Raydium, die führende Solana-basierte dezentrale Börse und automatisierte Market Maker, hat einen Exploit in Höhe von 1,34 Millionen US-Dollar offengelegt, der auf ein stillgelegtes AMM-Programm abzie
Analyse des Vorfalls
Raydium, die führende Solana-basierte dezentrale Börse und automatisierte Market Maker, hat einen Exploit in Höhe von 1,34 Millionen US-Dollar offengelegt, der auf ein stillgelegtes AMM-Programm abzielte – wobei die Treasury des Protokolls einsprang, um alle Nutzerverluste zu decken. Obwohl kleiner als der bestätigte Vorfall vom Dezember 2022 (den CertiK auf insgesamt etwa 5,5 Millionen US-Dollar geschätzt hat), folgt dieser jüngste Einbruch einem beunruhigend vertrauten Muster: Schwachstellen in Admin-Autoritätsstrukturen und veraltetem Contract-Code, die eine unbefugte Geldabhebung ermöglichen.
Das entscheidende Detail hier ist das Ziel – ein *stillgelegtes* AMM-Programm. Dies signalisiert, dass die Angriffsfläche von Raydium über seine aktiven Verträge hinaus in stillgelegte Legacy-Codes reicht, die offenbar zugängliche Gelder behielten. Wie in den Post-Mortems früherer Raydium-Exploits dokumentiert, lassen sich die Grundursachen wiederholt auf die zentralisierte Kontrolle der Admin-Schlüssel und die Upgrade-Autorität zurückführen – strukturelle Schwächen, die die breitere DeFi Structural Reset These konsequent als sektorweite Verbindlichkeiten gekennzeichnet hat. Der Exploit verstärkt die Argumentation in unserem DeFi Reset 2026 Guide, dass Protokolle mit schlecht segmentierten Legacy-Verträgen anfällig bleiben, lange nachdem sie als stillgelegt gelten.

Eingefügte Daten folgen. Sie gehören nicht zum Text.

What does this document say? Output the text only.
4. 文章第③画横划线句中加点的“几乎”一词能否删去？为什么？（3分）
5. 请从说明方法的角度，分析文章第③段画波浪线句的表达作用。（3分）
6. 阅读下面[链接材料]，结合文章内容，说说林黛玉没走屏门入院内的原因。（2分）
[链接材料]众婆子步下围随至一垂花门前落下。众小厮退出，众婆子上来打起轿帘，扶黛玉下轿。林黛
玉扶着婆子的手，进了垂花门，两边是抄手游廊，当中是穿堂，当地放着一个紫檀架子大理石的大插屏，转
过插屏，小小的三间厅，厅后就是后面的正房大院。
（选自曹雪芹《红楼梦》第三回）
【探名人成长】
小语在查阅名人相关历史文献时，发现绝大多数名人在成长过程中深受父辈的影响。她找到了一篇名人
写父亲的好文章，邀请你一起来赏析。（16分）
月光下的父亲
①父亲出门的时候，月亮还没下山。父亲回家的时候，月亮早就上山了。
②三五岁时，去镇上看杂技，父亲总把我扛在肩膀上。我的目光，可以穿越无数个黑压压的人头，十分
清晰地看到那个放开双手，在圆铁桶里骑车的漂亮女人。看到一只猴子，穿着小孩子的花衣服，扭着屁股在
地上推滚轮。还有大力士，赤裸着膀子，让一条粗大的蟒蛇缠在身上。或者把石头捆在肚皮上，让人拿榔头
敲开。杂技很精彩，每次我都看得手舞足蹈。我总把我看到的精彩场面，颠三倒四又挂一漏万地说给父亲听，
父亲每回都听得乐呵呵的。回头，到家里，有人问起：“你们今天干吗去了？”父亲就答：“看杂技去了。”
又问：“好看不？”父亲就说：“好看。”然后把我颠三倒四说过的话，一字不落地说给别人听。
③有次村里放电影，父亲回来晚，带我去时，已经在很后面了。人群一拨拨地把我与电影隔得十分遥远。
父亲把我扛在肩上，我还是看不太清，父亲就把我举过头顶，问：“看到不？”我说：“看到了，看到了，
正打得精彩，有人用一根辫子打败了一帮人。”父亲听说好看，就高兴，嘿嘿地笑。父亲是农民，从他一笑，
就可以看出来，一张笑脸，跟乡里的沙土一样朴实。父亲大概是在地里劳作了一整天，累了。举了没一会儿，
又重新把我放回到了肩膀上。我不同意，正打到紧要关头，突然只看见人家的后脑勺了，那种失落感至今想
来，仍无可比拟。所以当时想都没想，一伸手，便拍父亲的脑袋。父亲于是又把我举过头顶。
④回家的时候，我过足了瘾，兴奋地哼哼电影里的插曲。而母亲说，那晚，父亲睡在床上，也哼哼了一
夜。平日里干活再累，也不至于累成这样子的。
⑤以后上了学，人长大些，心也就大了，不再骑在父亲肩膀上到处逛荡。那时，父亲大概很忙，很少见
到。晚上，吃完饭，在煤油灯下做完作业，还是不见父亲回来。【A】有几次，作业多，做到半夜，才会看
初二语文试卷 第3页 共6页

Die Treasury-Rückendeckung ist ein zweischneidiges Signal. Einerseits schützt Raydiums Engagement, die Nutzer schadlos zu halten, den Franchise-Wert und die LPs – eine glaubwürdige Maßnahme. Andererseits erschöpft es direkt die DAO-Treasury, die zukünftige RAY-Rückkäufe, LP-Anreize und Sicherheitsausgaben finanziert. Wie in unserem DeFi Protocol Exploits Resolution Guide dargelegt, wandeln von der Treasury abgedeckte Verluste den Schaden für die Nutzer in eine Haftung für die Token-Inhaber um – eine Übertragung, die die Märkte typischerweise in den nativen Token einpreisen. Für ein Protokoll mit einem früheren größeren Exploit auf seiner Bilanz birgt dieser zweite Vorfall – wie klein auch immer – das Risiko, einen strukturellen Risikoprämie auf RAY zu verankern, die Wettbewerber ausnutzen könnten.

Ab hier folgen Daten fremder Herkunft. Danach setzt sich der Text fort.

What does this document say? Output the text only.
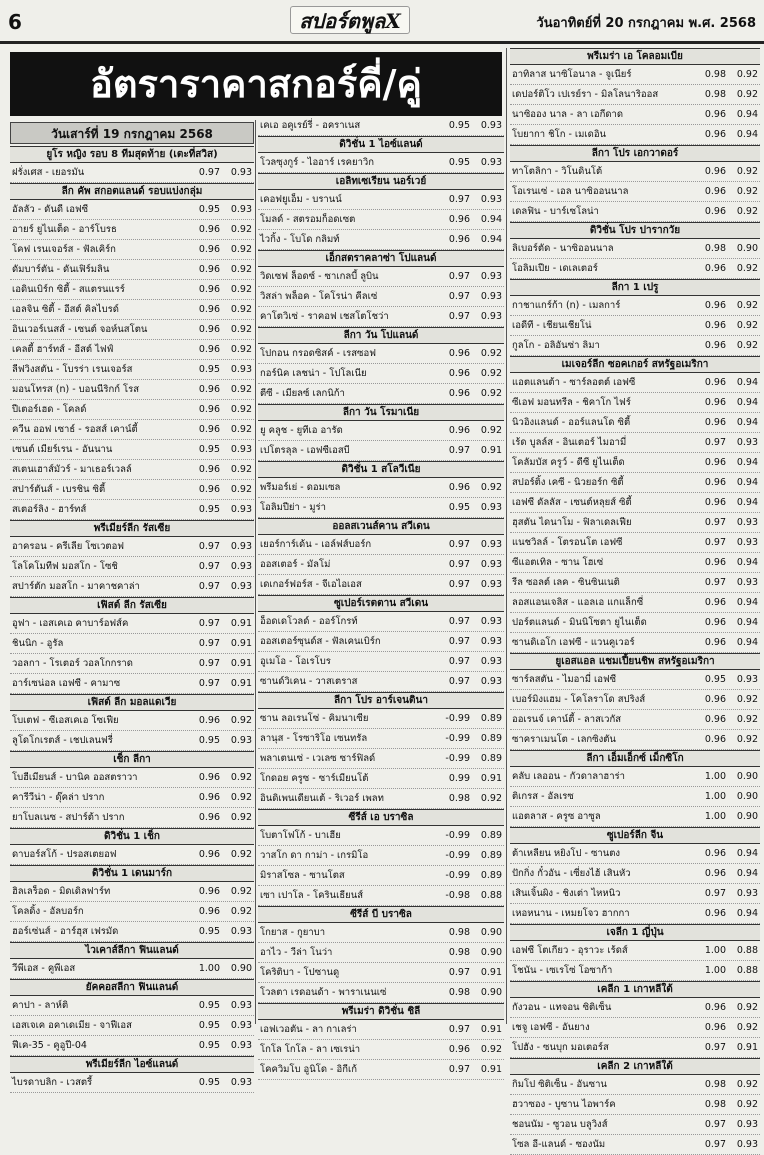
6	สปอร์ตพูลX	วันอาทิตย์ที่ 20 กรกฎาคม พ.ศ. 2568
อัตราราคาสกอร์คี่/คู่
วันเสาร์ที่ 19 กรกฎาคม 2568
ยูโร หญิง รอบ 8 ทีมสุดท้าย (เตะที่สวิส)
ฝรั่งเศส - เยอรมัน	0.97	0.93
ลีก คัพ สกอตแลนด์ รอบแบ่งกลุ่ม
อัลลัว - ดันดี เอฟซี	0.95	0.93
อายร์ ยูไนเต็ด - อาร์โบรธ	0.96	0.92
โคฟ เรนเจอร์ส - ฟัลเคิร์ก	0.96	0.92
ดัมบาร์ตัน - ดันเฟิร์มลิน	0.96	0.92
เอดินเบิร์ก ซิตี้ - สแตรนแรร์	0.96	0.92
เอลจิน ซิตี้ - อีสต์ คิลไบรด์	0.96	0.92
อินเวอร์เนสส์ - เซนต์ จอห์นสโตน	0.96	0.92
เคลตี้ ฮาร์ทส์ - อีสต์ ไฟฟ์	0.96	0.92
ลีฟวิงสตัน - โบรร่า เรนเจอร์ส	0.95	0.93
มอนโทรส (n) - บอนนีริกก์ โรส	0.96	0.92
ปีเตอร์เฮด - โคลด์	0.96	0.92
ควีน ออฟ เซาธ์ - รอสส์ เคาน์ตี้	0.96	0.92
เซนต์ เมียร์เรน - อันนาน	0.95	0.93
สเตนเฮาส์มัวร์ - มาเธอร์เวลล์	0.96	0.92
สปาร์ตันส์ - เบรชิน ซิตี้	0.96	0.92
สเตอร์ลิง - ฮาร์ทส์	0.95	0.93
พรีเมียร์ลีก รัสเซีย
อาครอน - ครีเลีย โซเวตอฟ	0.97	0.93
โลโคโมทีฟ มอสโก - โซชิ	0.97	0.93
สปาร์ตัก มอสโก - มาคาชคาล่า	0.97	0.93
เฟิสต์ ลีก รัสเซีย
อูฟา - เอสเคเอ คาบาร์อฟส์ค	0.97	0.91
ชินนิก - อูรัล	0.97	0.91
วอลกา - โรเตอร์ วอลโกกราด	0.97	0.91
อาร์เซน่อล เอฟซี - คามาซ	0.97	0.91
เฟิสต์ ลีก มอลแดเวีย
โบเตฟ - ซีเอสเคเอ โซเฟีย	0.96	0.92
ลูโดโกเรตส์ - เชปเลนฟรี่	0.95	0.93
เช็ก ลีกา
โบฮีเมียนส์ - บานิค ออสตราวา	0.96	0.92
คารีวีน่า - ดุ๊คล่า ปราก	0.96	0.92
ยาโบลเนซ - สปาร์ต้า ปราก	0.96	0.92
ดิวิชั่น 1 เช็ก
ดาบอร์สโก้ - ปรอสเตยอฟ	0.96	0.92
ดิวิชั่น 1 เดนมาร์ก
ฮิลเลร็อด - มิดเดิลฟาร์ท	0.96	0.92
โคลดิ้ง - อัลบอร์ก	0.96	0.92
ฮอร์เซ่นส์ - อาร์ฮุส เฟรมัด	0.95	0.93
ไวเคาส์ลีกา ฟินแลนด์
วีพีเอส - คูพีเอส	1.00	0.90
ยัคคอสลีกา ฟินแลนด์
คาปา - ลาห์ติ	0.95	0.93
เอสเจเค อคาเดเมีย - จาฟีเอส	0.95	0.93
ฟีเค-35 - คูอูปี-04	0.95	0.93
พรีเมียร์ลีก ไอซ์แลนด์
ไบรดาบลิก - เวสตรี้	0.95	0.93
เคเอ อคูเรย์รี่ - อคราเนส	0.95	0.93
ดิวิชั่น 1 ไอซ์แลนด์
โวลซุงกูร์ - ไออาร์ เรคยาวิก	0.95	0.93
เอลิทเซเรียน นอร์เวย์
เคอฟยูเอ็ม - บรานน์	0.97	0.93
โมลด์ - สตรอมก็อดเซต	0.96	0.94
ไวกิ้ง - โบโด กลิมท์	0.96	0.94
เอ็กสตราคลาซ่า โปแลนด์
วิดเซฟ ล็อดซ์ - ซาเกลบี้ ลูบิน	0.97	0.93
วิสล่า พล็อค - โคโรน่า คีลเซ่	0.97	0.93
คาโตวิเซ่ - ราคอฟ เชสโตโชว่า	0.97	0.93
ลีกา วัน โปแลนด์
โปกอน กรอดซิสค์ - เรสซอฟ	0.96	0.92
กอร์นิค เลชน่า - โปโลเนีย	0.96	0.92
ตีซี - เมียลซ์ เลกนิก้า	0.96	0.92
ลีกา วัน โรมาเนีย
ยู คลูช - ยูทีเอ อารัด	0.96	0.92
เปโตรลุล - เอฟซีเอสบี	0.97	0.91
ดิวิชั่น 1 สโลวีเนีย
พรีมอร์เย่ - ดอมเซล	0.96	0.92
โอลิมปีย่า - มูร่า	0.95	0.93
ออลสเวนส์คาน สวีเดน
เยอร์การ์เด้น - เอล์ฟส์บอร์ก	0.97	0.93
ออสเตอร์ - มัลโม่	0.97	0.93
เดเกอร์ฟอร์ส - จีเอไอเอส	0.97	0.93
ซูเปอร์เรตตาน สวีเดน
อ็อดเดโวลด์ - ออร์โกรท์	0.97	0.93
ออสเตอร์ซุนด์ส - ฟัลเคนเบิร์ก	0.97	0.93
อูเมโอ - โอเรโบร	0.97	0.93
ซานด์วิเคน - วาสเตราส	0.97	0.93
ลีกา โปร อาร์เจนตินา
ซาน ลอเรนโซ่ - คิมนาเซีย	-0.99	0.89
ลานุส - โรซาริโอ เซนทรัล	-0.99	0.89
พลาเตนเซ่ - เวเลซ ซาร์ฟิลด์	-0.99	0.89
โกดอย ครูซ - ซาร์เมียนโต้	0.99	0.91
อินดิเพนเดียนเต้ - ริเวอร์ เพลท	0.98	0.92
ซีรีส์ เอ บราซิล
โบตาโฟโก้ - บาเฮีย	-0.99	0.89
วาสโก ดา กาม่า - เกรมิโอ	-0.99	0.89
มิราสโซล - ซานโตส	-0.99	0.89
เซา เปาโล - โครินเธียนส์	-0.98	0.88
ซีรีส์ บี บราซิล
โกยาส - กูยาบา	0.98	0.90
อาไว - วีล่า โนว่า	0.98	0.90
โคริติบา - โปซานดู	0.97	0.91
โวลตา เรดอนด้า - พาราเนนเซ่	0.98	0.90
พรีเมร่า ดิวิชั่น ชิลี
เอฟเวอตัน - ลา กาเลร่า	0.97	0.91
โกโล โกโล - ลา เซเรน่า	0.96	0.92
โคควิมโบ อูนิโด - อิกีเก้	0.97	0.91
พรีเมร่า เอ โคลอมเบีย
อาทิลาส นาซิโอนาล - จูเนียร์	0.98	0.92
เดปอร์ติโว เปเรย์รา - มิลโลนาริออส	0.98	0.92
นาซิออง นาล - ลา เอกีดาด	0.96	0.94
โบยากา ชิโก - เมเดอิน	0.96	0.94
ลีกา โปร เอกวาดอร์
ทาโตลิกา - วิโนดินโต้	0.96	0.92
โอเรนเซ่ - เอล นาซิออนนาล	0.96	0.92
เดลฟิน - บาร์เซโลน่า	0.96	0.92
ดิวิชั่น โปร ปารากวัย
ลิเบอร์ตัด - นาซิออนนาล	0.98	0.90
โอลิมเปีย - เดเลเตอร์	0.96	0.92
ลีกา 1 เปรู
กาชาแกร์ก้า (n) - เมลการ์	0.96	0.92
เอดีที - เชียนเชียโน่	0.96	0.92
กูลโก - อลิอันซ่า ลิมา	0.96	0.92
เมเจอร์ลีก ซอคเกอร์ สหรัฐอเมริกา
แอตแลนต้า - ซาร์ลอตต์ เอฟซี	0.96	0.94
ซีเอฟ มอนทรีล - ชิคาโก ไฟร์	0.96	0.94
นิวอิงแลนด์ - ออร์แลนโด ซิตี้	0.96	0.94
เร้ด บูลล์ส - อินเตอร์ ไมอามี่	0.97	0.93
โคลัมบัส ครูว์ - ดีซี ยูไนเต็ด	0.96	0.94
สปอร์ติ้ง เคซี - นิวยอร์ก ซิตี้	0.96	0.94
เอฟซี ดัลลัส - เซนต์หลุยส์ ซิตี้	0.96	0.94
ฮุสตัน ไดนาโม - ฟิลาเดลเฟีย	0.97	0.93
แนชวิลล์ - โตรอนโต เอฟซี	0.97	0.93
ซีแอตเทิล - ซาน โฮเซ่	0.96	0.94
รีล ซอลต์ เลค - ซินซินเนติ	0.97	0.93
ลอสแอนเจลิส - แอลเอ แกแล็กซี่	0.96	0.94
ปอร์ตแลนด์ - มินนิโซตา ยูไนเต็ด	0.96	0.94
ซานดิเอโก เอฟซี - แวนคูเวอร์	0.96	0.94
ยูเอสแอล แชมเปี้ยนชิพ สหรัฐอเมริกา
ซาร์ลสตัน - ไมอามี่ เอฟซี	0.95	0.93
เบอร์มิงแฮม - โคโลราโด สปริงส์	0.96	0.92
ออเรนจ์ เคาน์ตี้ - ลาสเวกัส	0.96	0.92
ซาคราเมนโต - เลกซิงตัน	0.96	0.92
ลีกา เอ็มเอ็กซ์ เม็กซิโก
คลับ เลออน - กัวดาลาฮาร่า	1.00	0.90
ติเกรส - อัลเรซ	1.00	0.90
แอตลาส - ครูซ อาซูล	1.00	0.90
ซูเปอร์ลีก จีน
ต้าเหลียน หยิงโป - ซานตง	0.96	0.94
ปักกิ่ง กั๋วอัน - เซี่ยงไฮ้ เสินหัว	0.96	0.94
เสินเจิ้นผิง - ชิงเต่า ไหหนิว	0.97	0.93
เหอหนาน - เหมยโจว ฮากกา	0.96	0.94
เจลีก 1 ญี่ปุ่น
เอฟซี โตเกียว - อุราวะ เร้ดส์	1.00	0.88
โชนัน - เซเรโซ่ โอซาก้า	1.00	0.88
เคลีก 1 เกาหลีใต้
กังวอน - แทจอน ซิติเซ็น	0.96	0.92
เชจู เอฟซี - อันยาง	0.96	0.92
โปฮัง - ซนบุก มอเตอร์ส	0.97	0.91
เคลีก 2 เกาหลีใต้
กิมโป ซิติเซ็น - อันซาน	0.98	0.92
ฮวาซอง - บูซาน ไอพาร์ค	0.98	0.92
ชอนนัม - ซูวอน บลูวิงส์	0.97	0.93
โซล อี-แลนด์ - ซองนัม	0.97	0.93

Was das für Trader bedeutet
RAY ist der primäre handelbare Einflussfaktor. Die Erschöpfung der Treasury durch die Deckung von 1,34 Mio. $, kombiniert mit der Möglichkeit von RAY-Token-Transfers oder Asset-Verkäufen zur Finanzierung von Rückerstattungen, schafft kurzfristigen Verkaufsdruck und eine erhöhte Risikoprämie. Der Sentiment-Effekt – ein zweiter Exploit bei einem Protokoll mit früherer Geschichte – drückt typischerweise die Multiplikatoren über das hinaus, was allein der Dollarbetrag rechtfertigt. Trader sollten die Raydium TVL und den Handelsvolumenanteil auf Solana genau beobachten; eine Migration von Liquidität zu konkurrierenden DEXs wie Orca oder Jupiter würde die relative Underperformance von RAY verstärken.

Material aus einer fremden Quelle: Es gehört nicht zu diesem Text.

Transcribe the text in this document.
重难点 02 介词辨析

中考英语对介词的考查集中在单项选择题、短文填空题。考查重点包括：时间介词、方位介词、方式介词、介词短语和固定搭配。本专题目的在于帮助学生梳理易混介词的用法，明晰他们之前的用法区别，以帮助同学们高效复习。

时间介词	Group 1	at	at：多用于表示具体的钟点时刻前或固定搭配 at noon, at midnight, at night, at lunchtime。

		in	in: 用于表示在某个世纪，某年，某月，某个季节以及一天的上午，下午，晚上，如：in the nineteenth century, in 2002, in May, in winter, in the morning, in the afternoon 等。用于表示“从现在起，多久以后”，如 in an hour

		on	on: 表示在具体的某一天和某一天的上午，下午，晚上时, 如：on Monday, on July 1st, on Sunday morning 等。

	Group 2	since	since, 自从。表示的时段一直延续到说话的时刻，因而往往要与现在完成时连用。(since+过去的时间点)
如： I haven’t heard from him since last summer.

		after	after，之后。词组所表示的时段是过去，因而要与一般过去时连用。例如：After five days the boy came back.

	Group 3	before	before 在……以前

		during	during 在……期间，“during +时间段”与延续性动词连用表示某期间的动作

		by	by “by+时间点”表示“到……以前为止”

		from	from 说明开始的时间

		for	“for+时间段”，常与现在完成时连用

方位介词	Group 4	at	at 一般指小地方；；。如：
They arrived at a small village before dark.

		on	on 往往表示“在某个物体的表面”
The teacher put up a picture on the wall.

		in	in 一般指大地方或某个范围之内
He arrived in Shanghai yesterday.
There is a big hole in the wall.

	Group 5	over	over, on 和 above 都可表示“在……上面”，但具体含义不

Für SOL selbst sind die direkten Preisauswirkungen begrenzt – bei einem aktuellen Preis von 64,55 $ (laut Live-Marktdaten) ist ein Exploit von 1,34 Mio. $ im Verhältnis zur Marktkapitalisierung von SOL vernachlässigbar. Wiederkehrende Solana DeFi-Sicherheitsvorfälle können jedoch den DeFi-Premium des Ökosystems inkrementell unter Druck setzen, insbesondere wenn institutionelle LPs ihre Risikobereitschaft neu bewerten. Der mittelfristige Erholungshandel bei RAY hängt vollständig von der Qualität der Post-Mortem-Reaktion von Raydium ab: die vollständige Stilllegung aller Legacy-Programme, erweiterte Audits und Änderungen an der Sicherheitsarchitektur auf Governance-Ebene wären die zu beobachtenden Glaubwürdigkeitssignale. Das Sentiment bleibt für RAY spezifisch risikoscheu, neutral bis leicht negativ für breitere Solana DeFi.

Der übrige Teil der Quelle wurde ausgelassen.